Acceptance of Rupiah

Furthermore, Article 23 of the Currency Law prohibits anyone from refusing to accept a Rupiah payment where such payment relates to the payment or settlement of a Rupiah obligation and/or other financial transactions that take place within Indonesia, unless:

  • there is any doubt as to the authenticity of the Rupiah; or
  • the relevant parties have agreed in writing to make such payment or settle the obligation in a foreign currency.

The wording in Article 23 – read literally – suggests that a payee can refuse payment in Rupiah if there is a prior written agreement that such payment can be made in a foreign currency, even if the transaction is conducted in Indonesia. In its broadest sense, this provision might be read as supporting an argument that parties can "contract out" of the general requirement to use Rupiah for domestic Indonesian transactions by implication, even if the transactions do not fall within the exemptions in Article 21. Given the fact that this broad interpretation may defeat the purpose of promoting the use of Rupiah in domestic transactions, it remains to be seen whether a more restrictive view may be adopted by the authorities. There is also a fairly strong argument that, by its terms, the "contracting out" exemption only applies to the basic prohibition in Article 23.


Implementing regulations providing further details are required to be issued by 28 June 2012. In the meantime, there remains a high degree of uncertainty as to the implications of the Currency Law.

Importantly, it should also be noted that other Bank Indonesia regulations in fact prohibit the payment of Rupiah to parties outside Indonesia in almost all cases. This inconsistency with the general principle in the Currency Law has not been catered for in the Currency Law.

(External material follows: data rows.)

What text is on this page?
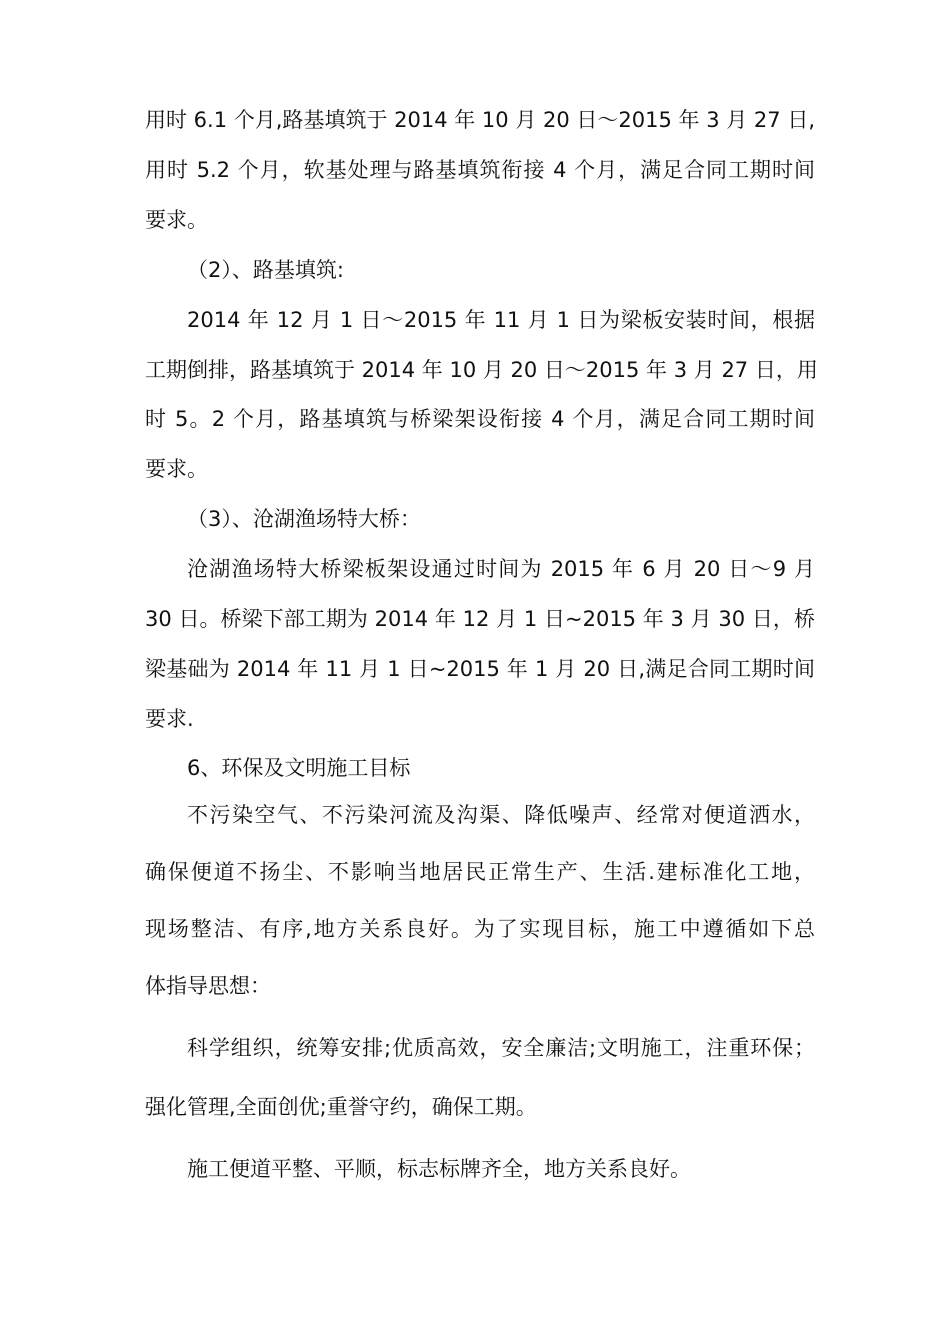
用时 6.1 个月,路基填筑于 2014 年 10 月 20 日～2015 年 3 月 27 日,
用时 5.2 个月，软基处理与路基填筑衔接 4 个月，满足合同工期时间
要求。
（2）、路基填筑:
2014 年 12 月 1 日～2015 年 11 月 1 日为梁板安装时间，根据
工期倒排，路基填筑于 2014 年 10 月 20 日～2015 年 3 月 27 日，用
时 5。2 个月，路基填筑与桥梁架设衔接 4 个月，满足合同工期时间
要求。
（3）、沧湖渔场特大桥：
沧湖渔场特大桥梁板架设通过时间为 2015 年 6 月 20 日～9 月
30 日。桥梁下部工期为 2014 年 12 月 1 日~2015 年 3 月 30 日，桥
梁基础为 2014 年 11 月 1 日~2015 年 1 月 20 日,满足合同工期时间
要求.
6、环保及文明施工目标
不污染空气、不污染河流及沟渠、降低噪声、经常对便道洒水，
确保便道不扬尘、不影响当地居民正常生产、生活.建标准化工地，
现场整洁、有序,地方关系良好。为了实现目标，施工中遵循如下总
体指导思想：
科学组织，统筹安排;优质高效，安全廉洁;文明施工，注重环保；
强化管理,全面创优;重誉守约，确保工期。
施工便道平整、平顺，标志标牌齐全，地方关系良好。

In order to comply with the Currency Law as it now stands, existing contracts should be reviewed and, where the currency of payment (other than Rupiah) has not been previously agreed in writing, a new provision may have to be incorporated expressly to provide for payment in the desired non-Rupiah currency. For new transactions, companies should also consider ways in which the international flavour of the transaction can be enhanced, including:

  • executing contracts and settling payment obligations outside of Indonesia;
  • making sure contracts are not governed by Indonesian law; and
  • making sure one or more parties to the transaction are non-Indonesian entities.